NORAD-Russian Joint Air Drill, Bomber Incursions and Canada’s F-35 Jet Purchase

Sunday, August 22nd, 2010

Dana Gabriel, BeYourOwnLeader
August 22, 2010

The North American Aerospace Defense Command (NORAD) and the Russian Federation Air Force conducted a cooperative air defense exercise from August 8-11 that focused on combating terrorism.

Vigilant Eagle was hailed as a milestone exercise between the Cold War era rivals. It included Russian, U.S., along with Canadian Air Force personnel operating from command centers inside Russia and the United States directing fighter jets, as well as civilian air traffic controllers. It took several years to stage the drill which centered around, “an international air terrorism scenario exercised over the Pacific Ocean consisting of forces from the U.S. and Russia responding to the simulated hijacking of a B-757 en route to the Far East.” The joint exercise was, “designed to establish clear communication processes that would allow the two forces to work together during a real crisis.” Russian Air Force Col. Alexander Vasilyev emphasized the importance of cooperation in combating the dangers of air terrorism. He stated, “Terrorism is something that affects all our countries. So it is very important that we work together to develop procedures and bring the relationship between our countries closer together to unite our countries in the fight against terrorism.”

In April, it was announced that, “NATO and Russia have begun a testing phase of a joint system for air traffic coordination.
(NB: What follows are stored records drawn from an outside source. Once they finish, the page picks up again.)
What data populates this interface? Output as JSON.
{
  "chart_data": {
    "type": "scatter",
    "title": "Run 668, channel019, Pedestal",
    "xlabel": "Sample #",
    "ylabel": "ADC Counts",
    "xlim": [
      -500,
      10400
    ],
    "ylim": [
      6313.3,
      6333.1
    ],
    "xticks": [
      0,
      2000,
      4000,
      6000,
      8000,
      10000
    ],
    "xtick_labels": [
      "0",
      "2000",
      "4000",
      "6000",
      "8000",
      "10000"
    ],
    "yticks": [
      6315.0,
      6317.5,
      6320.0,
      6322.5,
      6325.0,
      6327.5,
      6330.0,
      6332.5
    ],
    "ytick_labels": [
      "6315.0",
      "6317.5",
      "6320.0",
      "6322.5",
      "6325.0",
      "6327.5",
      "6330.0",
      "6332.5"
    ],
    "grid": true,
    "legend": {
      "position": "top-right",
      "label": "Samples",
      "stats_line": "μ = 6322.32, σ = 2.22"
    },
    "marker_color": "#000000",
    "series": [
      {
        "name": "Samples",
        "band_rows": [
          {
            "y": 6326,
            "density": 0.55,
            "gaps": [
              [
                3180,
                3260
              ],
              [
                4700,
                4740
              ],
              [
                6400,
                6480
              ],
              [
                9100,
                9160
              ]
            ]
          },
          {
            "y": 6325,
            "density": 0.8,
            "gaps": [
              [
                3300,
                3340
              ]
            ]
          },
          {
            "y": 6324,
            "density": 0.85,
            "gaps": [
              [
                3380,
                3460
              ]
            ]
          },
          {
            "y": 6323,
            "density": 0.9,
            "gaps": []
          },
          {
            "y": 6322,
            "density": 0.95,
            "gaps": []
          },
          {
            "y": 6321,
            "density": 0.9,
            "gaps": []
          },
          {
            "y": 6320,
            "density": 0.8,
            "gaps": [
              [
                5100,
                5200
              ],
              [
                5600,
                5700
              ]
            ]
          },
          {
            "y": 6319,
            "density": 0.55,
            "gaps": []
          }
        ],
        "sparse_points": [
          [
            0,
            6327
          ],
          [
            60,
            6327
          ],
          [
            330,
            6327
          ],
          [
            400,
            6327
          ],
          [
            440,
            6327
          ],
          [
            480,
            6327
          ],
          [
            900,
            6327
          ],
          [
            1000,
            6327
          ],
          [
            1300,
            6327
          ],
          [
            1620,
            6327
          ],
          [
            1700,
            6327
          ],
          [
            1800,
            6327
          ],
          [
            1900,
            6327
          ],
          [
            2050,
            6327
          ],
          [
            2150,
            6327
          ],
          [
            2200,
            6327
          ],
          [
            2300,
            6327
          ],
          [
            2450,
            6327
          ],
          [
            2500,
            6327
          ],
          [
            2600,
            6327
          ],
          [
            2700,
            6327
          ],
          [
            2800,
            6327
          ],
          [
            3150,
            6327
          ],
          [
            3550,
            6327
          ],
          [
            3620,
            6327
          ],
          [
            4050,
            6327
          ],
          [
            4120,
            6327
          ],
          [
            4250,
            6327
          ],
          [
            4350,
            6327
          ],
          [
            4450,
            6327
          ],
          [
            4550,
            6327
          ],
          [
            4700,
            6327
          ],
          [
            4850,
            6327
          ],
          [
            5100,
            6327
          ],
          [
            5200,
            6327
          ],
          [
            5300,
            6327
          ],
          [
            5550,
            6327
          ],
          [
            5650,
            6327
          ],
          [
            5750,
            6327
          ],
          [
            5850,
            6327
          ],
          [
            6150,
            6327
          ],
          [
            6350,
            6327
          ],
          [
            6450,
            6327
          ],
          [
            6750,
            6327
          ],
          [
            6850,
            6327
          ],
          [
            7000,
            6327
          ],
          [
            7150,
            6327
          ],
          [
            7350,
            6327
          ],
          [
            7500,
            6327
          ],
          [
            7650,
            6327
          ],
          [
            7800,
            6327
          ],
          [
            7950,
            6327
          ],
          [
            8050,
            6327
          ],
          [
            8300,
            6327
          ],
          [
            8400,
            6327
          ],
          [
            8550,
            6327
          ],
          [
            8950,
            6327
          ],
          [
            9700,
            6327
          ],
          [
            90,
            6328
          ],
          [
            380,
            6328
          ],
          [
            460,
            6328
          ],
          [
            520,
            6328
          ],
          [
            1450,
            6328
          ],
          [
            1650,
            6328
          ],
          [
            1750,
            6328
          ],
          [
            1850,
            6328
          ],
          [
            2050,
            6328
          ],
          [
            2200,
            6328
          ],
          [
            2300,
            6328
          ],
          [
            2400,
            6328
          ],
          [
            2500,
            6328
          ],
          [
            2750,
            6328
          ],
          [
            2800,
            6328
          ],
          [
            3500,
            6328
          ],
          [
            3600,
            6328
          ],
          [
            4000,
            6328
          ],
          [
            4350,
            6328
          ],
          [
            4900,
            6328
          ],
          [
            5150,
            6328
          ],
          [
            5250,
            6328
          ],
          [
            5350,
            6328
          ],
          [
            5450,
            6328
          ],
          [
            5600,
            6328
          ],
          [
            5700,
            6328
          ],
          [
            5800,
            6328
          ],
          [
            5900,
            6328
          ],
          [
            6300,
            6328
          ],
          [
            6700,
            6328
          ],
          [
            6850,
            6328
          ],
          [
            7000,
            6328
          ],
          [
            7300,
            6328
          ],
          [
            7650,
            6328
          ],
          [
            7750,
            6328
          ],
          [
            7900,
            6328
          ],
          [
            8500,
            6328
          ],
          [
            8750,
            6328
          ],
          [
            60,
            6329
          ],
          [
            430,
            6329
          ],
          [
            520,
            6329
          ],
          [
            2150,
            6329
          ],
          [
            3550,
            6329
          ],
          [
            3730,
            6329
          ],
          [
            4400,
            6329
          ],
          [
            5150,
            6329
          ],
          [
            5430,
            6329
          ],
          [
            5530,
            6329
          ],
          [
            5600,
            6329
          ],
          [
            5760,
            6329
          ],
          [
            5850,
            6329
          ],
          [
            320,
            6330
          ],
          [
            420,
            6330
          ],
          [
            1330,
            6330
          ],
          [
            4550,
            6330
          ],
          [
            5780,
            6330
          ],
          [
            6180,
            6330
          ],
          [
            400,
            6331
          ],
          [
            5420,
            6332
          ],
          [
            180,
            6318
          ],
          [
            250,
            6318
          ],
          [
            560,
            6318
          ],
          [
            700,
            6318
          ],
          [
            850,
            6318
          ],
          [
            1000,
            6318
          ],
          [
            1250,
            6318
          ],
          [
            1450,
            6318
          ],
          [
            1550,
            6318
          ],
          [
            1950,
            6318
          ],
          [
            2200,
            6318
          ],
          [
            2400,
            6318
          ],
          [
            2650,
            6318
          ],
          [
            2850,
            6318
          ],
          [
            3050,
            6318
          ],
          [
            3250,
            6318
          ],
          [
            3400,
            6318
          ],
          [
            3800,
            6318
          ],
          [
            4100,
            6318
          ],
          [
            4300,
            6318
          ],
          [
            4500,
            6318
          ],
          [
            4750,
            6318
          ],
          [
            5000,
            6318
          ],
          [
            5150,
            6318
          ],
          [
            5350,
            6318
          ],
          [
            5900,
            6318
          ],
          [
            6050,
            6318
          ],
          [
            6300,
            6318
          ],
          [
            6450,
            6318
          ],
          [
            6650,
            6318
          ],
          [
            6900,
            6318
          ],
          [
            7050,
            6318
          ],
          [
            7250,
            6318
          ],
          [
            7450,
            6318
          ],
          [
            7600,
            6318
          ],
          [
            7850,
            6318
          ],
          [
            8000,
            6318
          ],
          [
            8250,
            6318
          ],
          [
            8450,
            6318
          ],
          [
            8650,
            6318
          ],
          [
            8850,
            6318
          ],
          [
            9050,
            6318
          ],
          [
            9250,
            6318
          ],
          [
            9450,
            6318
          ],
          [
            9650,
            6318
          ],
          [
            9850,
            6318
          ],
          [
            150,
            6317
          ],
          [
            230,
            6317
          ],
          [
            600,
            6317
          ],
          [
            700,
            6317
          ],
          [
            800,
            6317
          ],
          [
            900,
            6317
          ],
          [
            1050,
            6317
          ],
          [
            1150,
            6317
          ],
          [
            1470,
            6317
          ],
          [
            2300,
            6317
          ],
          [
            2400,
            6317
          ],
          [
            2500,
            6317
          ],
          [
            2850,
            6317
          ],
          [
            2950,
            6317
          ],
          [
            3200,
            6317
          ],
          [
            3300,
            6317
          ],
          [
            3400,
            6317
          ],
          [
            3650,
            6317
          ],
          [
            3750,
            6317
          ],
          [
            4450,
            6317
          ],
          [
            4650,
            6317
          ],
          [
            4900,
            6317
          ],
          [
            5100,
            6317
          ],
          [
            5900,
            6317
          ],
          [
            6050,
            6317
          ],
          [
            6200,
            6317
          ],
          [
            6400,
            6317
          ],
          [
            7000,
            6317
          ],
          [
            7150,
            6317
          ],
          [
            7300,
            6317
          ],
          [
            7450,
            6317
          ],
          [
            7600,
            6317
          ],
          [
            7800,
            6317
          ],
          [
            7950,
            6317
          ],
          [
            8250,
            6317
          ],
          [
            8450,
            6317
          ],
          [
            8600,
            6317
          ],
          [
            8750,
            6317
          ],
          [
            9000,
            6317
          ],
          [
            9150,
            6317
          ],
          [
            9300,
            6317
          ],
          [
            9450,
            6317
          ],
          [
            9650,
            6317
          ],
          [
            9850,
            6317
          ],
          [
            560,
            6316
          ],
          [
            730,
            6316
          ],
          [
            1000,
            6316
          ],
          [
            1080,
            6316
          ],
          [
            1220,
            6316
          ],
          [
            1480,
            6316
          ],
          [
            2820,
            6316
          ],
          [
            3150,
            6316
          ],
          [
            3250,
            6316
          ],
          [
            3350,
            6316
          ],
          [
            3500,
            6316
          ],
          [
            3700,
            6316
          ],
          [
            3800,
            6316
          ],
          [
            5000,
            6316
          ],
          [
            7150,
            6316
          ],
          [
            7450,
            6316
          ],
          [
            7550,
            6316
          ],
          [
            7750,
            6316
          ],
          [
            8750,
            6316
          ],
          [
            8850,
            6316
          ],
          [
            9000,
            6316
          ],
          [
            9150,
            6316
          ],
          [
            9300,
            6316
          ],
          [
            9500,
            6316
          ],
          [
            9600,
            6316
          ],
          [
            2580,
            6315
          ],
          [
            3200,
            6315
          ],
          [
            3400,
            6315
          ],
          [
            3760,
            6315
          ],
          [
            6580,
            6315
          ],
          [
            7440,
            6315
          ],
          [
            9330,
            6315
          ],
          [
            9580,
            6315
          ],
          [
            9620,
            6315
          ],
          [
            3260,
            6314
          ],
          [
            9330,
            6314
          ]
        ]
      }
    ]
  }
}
This will be the first NATO-Russia system of this kind to be fielded. The system focuses primarily on the fight against terrorism and will provide a shared radar picture of air traffic and early notification of suspicious air activities.” The report entitled the Moscow Metro Bombings and Terrorism in Russia also addresses the possibility of developing further practical NATO-Russia cooperation in regards to terrorism. President Barack Obama has called for Russia and the U.S. to further deepen collaboration on security and anti-terrorism matters. In May, the Associated Press reported that, “Obama told a Russian television station that no single country can defeat terrorists who have attacked targets throughout the world. He said he looks forward to ‘increasing cooperation between the United States and Russia’ on fighting terrorism.” Despite any past or present tension between the two countries, the seemingly endless shadowy war on terrorism has provided a common enemy and demonstrated how the global conflict can at times make strange bedfellows.